Midway through the loop lies Taranaki Falls, which plunges almost twenty meters (65 ft) from a volcanic cliff into a pool. Along with the waterfall, clear days offer amazing views of Mount Ruapehu and Mount Ngauruhoe in the distance.

Distance: 6 kilometres / 3.7 miles

Duration: Two hours

Mangorei Track to Pouakai Range

The Pouakai Range via Mangorei Track is an almost 14 kilometre trail near New Plymouth in Taranaki. This moderately rated hike offers picturesque views and is primarily used for hiking, walking, camping, and backpacking.

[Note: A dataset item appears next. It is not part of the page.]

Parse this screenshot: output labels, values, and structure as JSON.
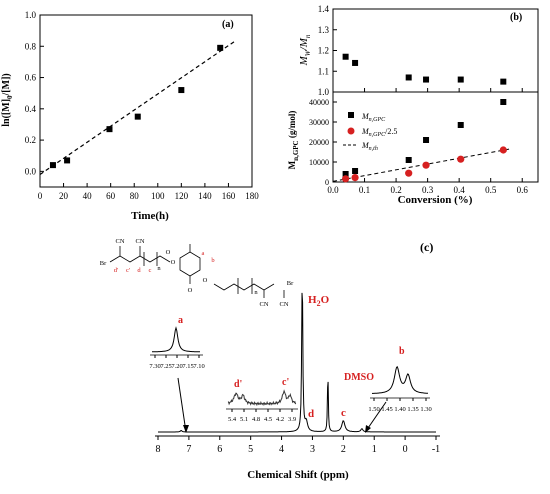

90% of the track runs through forest landscape with no mountain views until the end. As you approach the Pouakai Hut, views of the Taranaki ring plain behind you are complemented with the dramatic escarpment of the Pouakai Range ahead.

Distance: 10 kilometres / 6.2 miles

Duration: Four to five hours

Cape Kidnappers Gannet Reserve

Cape Kidnappers is a 17.7 kilometre trail located in Hawke’s Bay. This route offers various wildlife viewing opportunities including the region’s large Gannet population.

Wild Gannets | Pixabay

Cape Kidnappers is an extraordinary sandstone headland, named by Captain Cook after an attempt by local Māori to abduct one of his crew.

The trail is predominantly used for hiking, leisure walking, nature trips, and bird watching.